As Riga says, dreaming is cheap. You crack a beer, open Google Earth, and suddenly you’re planning an epic route in South America. The hard part comes when you lock into a location. The deeper you go into the logistics, the more the trip fights back. Take his trip to Navarino Island in Chile — the southernmost trekking zone in the world:
“Just committing to it was easy. Making it happen took over a year. It was wildly expensive and nightmarishly complex to coordinate. But it was worth it. It didn’t go as planned—of course it didn’t—and it was one of the best experiences of my life. Hard = Happy. That formula hasn’t failed me yet.”




Adventure photographers are a special breed of tough and tenacious. Shooting these trips is sometimes harder than the actual trip. Try pulling your camera out in a horizontal snowstorm on a 9,000-foot ridgeline while your hands are too numb to unzip or unroll your pack. Try asking the barely functioning humans you’re with to, “Hold on while I set up the shot” when their only concern is getting down alive before nightfall. And the camera adds twenty pounds to your pack. Twenty pounds of slower climbs, shorter tempers, and constant anxiety about whether you’re getting the right shots to justify the trip someone else helped fund.
“It's so much harder ‘working’ on these trips than it is just trying to get through them without dying or injuring yourself in the process. Personally, I’d rather do these trips with the bare minimum of gear and supplies. Travel ultra-light style, and cover as much ground as we can. Most times this is not possible, because of the costs and time it takes to organize these trips.

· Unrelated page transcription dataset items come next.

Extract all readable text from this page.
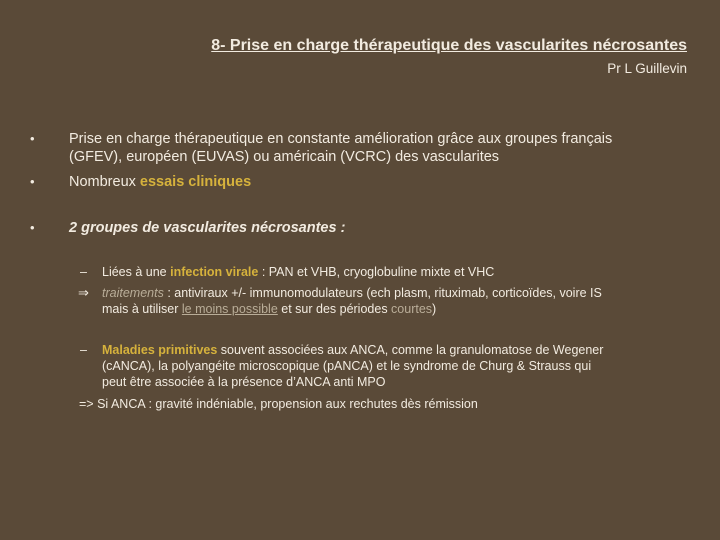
8- Prise en charge thérapeutique des vascularites nécrosantes
Pr L Guillevin
• Prise en charge thérapeutique en constante amélioration grâce aux groupes français
(GFEV), européen (EUVAS) ou américain (VCRC) des vascularites
• Nombreux essais cliniques
• 2 groupes de vascularites nécrosantes :
– Liées à une infection virale : PAN et VHB, cryoglobuline mixte et VHC
⇒ traitements : antiviraux +/- immunomodulateurs (ech plasm, rituximab, corticoïdes, voire IS
mais à utiliser le moins possible et sur des périodes courtes)
– Maladies primitives souvent associées aux ANCA, comme la granulomatose de Wegener
(cANCA), la polyangéite microscopique (pANCA) et le syndrome de Churg & Strauss qui
peut être associée à la présence d’ANCA anti MPO
=> Si ANCA : gravité indéniable, propension aux rechutes dès rémission
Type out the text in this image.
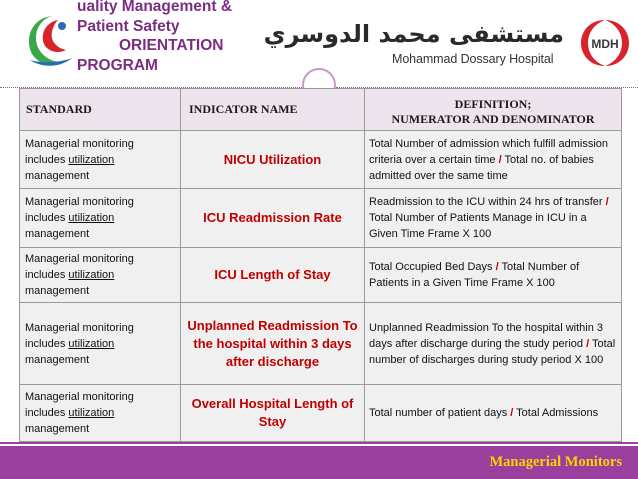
uality Management &
Patient Safety
ORIENTATION
PROGRAM
مستشفى محمد الدوسري
Mohammad Dossary Hospital
MDH
STANDARD	INDICATOR NAME	DEFINITION;
NUMERATOR AND DENOMINATOR

Managerial monitoring includes utilization management	NICU Utilization	Total Number of admission which fulfill admission criteria over a certain time / Total no. of babies admitted over the same time
Managerial monitoring includes utilization management	ICU Readmission Rate	Readmission to the ICU within 24 hrs of transfer / Total Number of Patients Manage in ICU in a Given Time Frame X 100
Managerial monitoring includes utilization management	ICU Length of Stay	Total Occupied Bed Days / Total Number of Patients in a Given Time Frame X 100
Managerial monitoring includes utilization management	Unplanned Readmission To the hospital within 3 days after discharge	Unplanned Readmission To the hospital within 3 days after discharge during the study period / Total number of discharges during study period X 100
Managerial monitoring includes utilization management	Overall Hospital Length of Stay	Total number of patient days / Total Admissions
Managerial Monitors
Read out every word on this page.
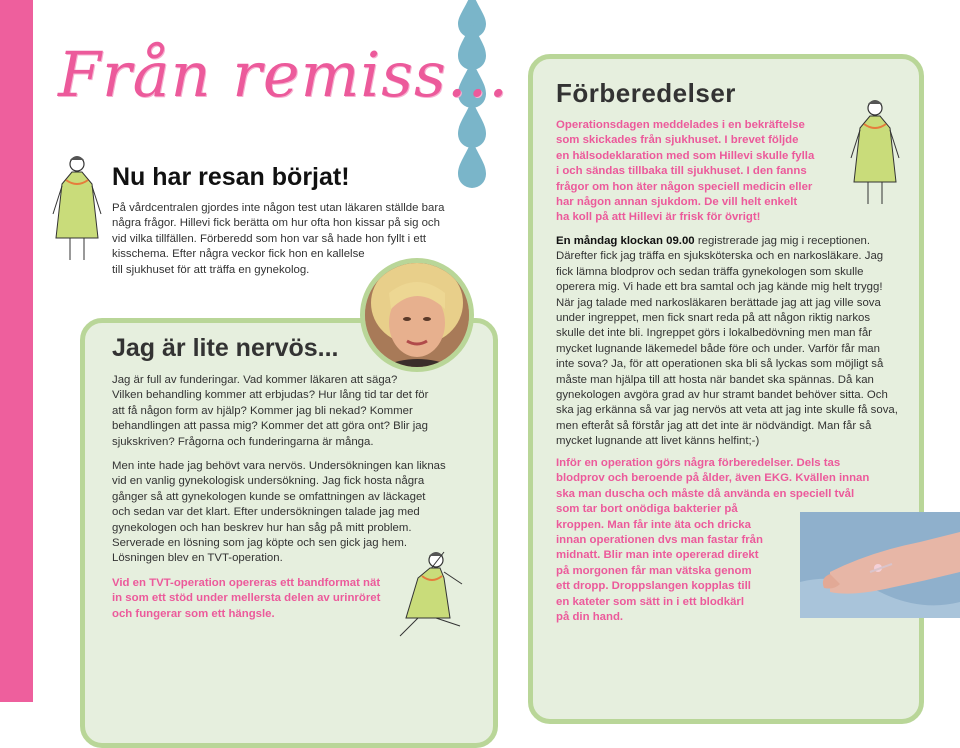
Från remiss...
Nu har resan börjat!
På vårdcentralen gjordes inte någon test utan läkaren ställde bara
några frågor. Hillevi fick berätta om hur ofta hon kissar på sig och
vid vilka tillfällen. Förberedd som hon var så hade hon fyllt i ett
kisschema. Efter några veckor fick hon en kallelse
till sjukhuset för att träffa en gynekolog.
Jag är lite nervös...
Jag är full av funderingar. Vad kommer läkaren att säga?
Vilken behandling kommer att erbjudas? Hur lång tid tar det för
att få någon form av hjälp? Kommer jag bli nekad? Kommer
behandlingen att passa mig? Kommer det att göra ont? Blir jag
sjukskriven? Frågorna och funderingarna är många.
Men inte hade jag behövt vara nervös. Undersökningen kan liknas
vid en vanlig gynekologisk undersökning. Jag fick hosta några
gånger så att gynekologen kunde se omfattningen av läckaget
och sedan var det klart. Efter undersökningen talade jag med
gynekologen och han beskrev hur han såg på mitt problem.
Serverade en lösning som jag köpte och sen gick jag hem.
Lösningen blev en TVT-operation.
Vid en TVT-operation opereras ett bandformat nät
in som ett stöd under mellersta delen av urinröret
och fungerar som ett hängsle.
Förberedelser
Operationsdagen meddelades i en bekräftelse
som skickades från sjukhuset. I brevet följde
en hälsodeklaration med som Hillevi skulle fylla
i och sändas tillbaka till sjukhuset. I den fanns
frågor om hon äter någon speciell medicin eller
har någon annan sjukdom. De vill helt enkelt
ha koll på att Hillevi är frisk för övrigt!
En måndag klockan 09.00 registrerade jag mig i receptionen.
Därefter fick jag träffa en sjuksköterska och en narkosläkare. Jag
fick lämna blodprov och sedan träffa gynekologen som skulle
operera mig. Vi hade ett bra samtal och jag kände mig helt trygg!
När jag talade med narkosläkaren berättade jag att jag ville sova
under ingreppet, men fick snart reda på att någon riktig narkos
skulle det inte bli. Ingreppet görs i lokalbedövning men man får
mycket lugnande läkemedel både före och under. Varför får man
inte sova? Ja, för att operationen ska bli så lyckas som möjligt så
måste man hjälpa till att hosta när bandet ska spännas. Då kan
gynekologen avgöra grad av hur stramt bandet behöver sitta. Och
ska jag erkänna så var jag nervös att veta att jag inte skulle få sova,
men efteråt så förstår jag att det inte är nödvändigt. Man får så
mycket lugnande att livet känns helfint;-)
Inför en operation görs några förberedelser. Dels tas
blodprov och beroende på ålder, även EKG. Kvällen innan
ska man duscha och måste då använda en speciell tvål
som tar bort onödiga bakterier på
kroppen. Man får inte äta och dricka
innan operationen dvs man fastar från
midnatt. Blir man inte opererad direkt
på morgonen får man vätska genom
ett dropp. Droppslangen kopplas till
en kateter som sätt in i ett blodkärl
på din hand.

That’s where the sponsors come in.”
We designed our new Guardian collection around people just like Margus Riga and supporting his style of adventure. He opens the door to new ways of exploring and seeing what’s out there. It’s more of a partnership really, where we support his “Hogs” (what he calls his own personal brand of adventure) and he helps show us how to never stop pushing and validates our products in some of the most extreme environments.




The point of life is a slippery fish, a shadow you can’t look at head on. But if you’re led by adventure and the unknown, to go boldly where no other person would reasonably take a bike, and maybe come back with a story worth telling, well, you just might come around the next corner and startle it as it drinks water from a stream. Or in the god rays that break through the storm clouds rolling in. It’s enough to build a life around. All this, for the chance to stare into the void and say, “Yeah, I think we can ride that."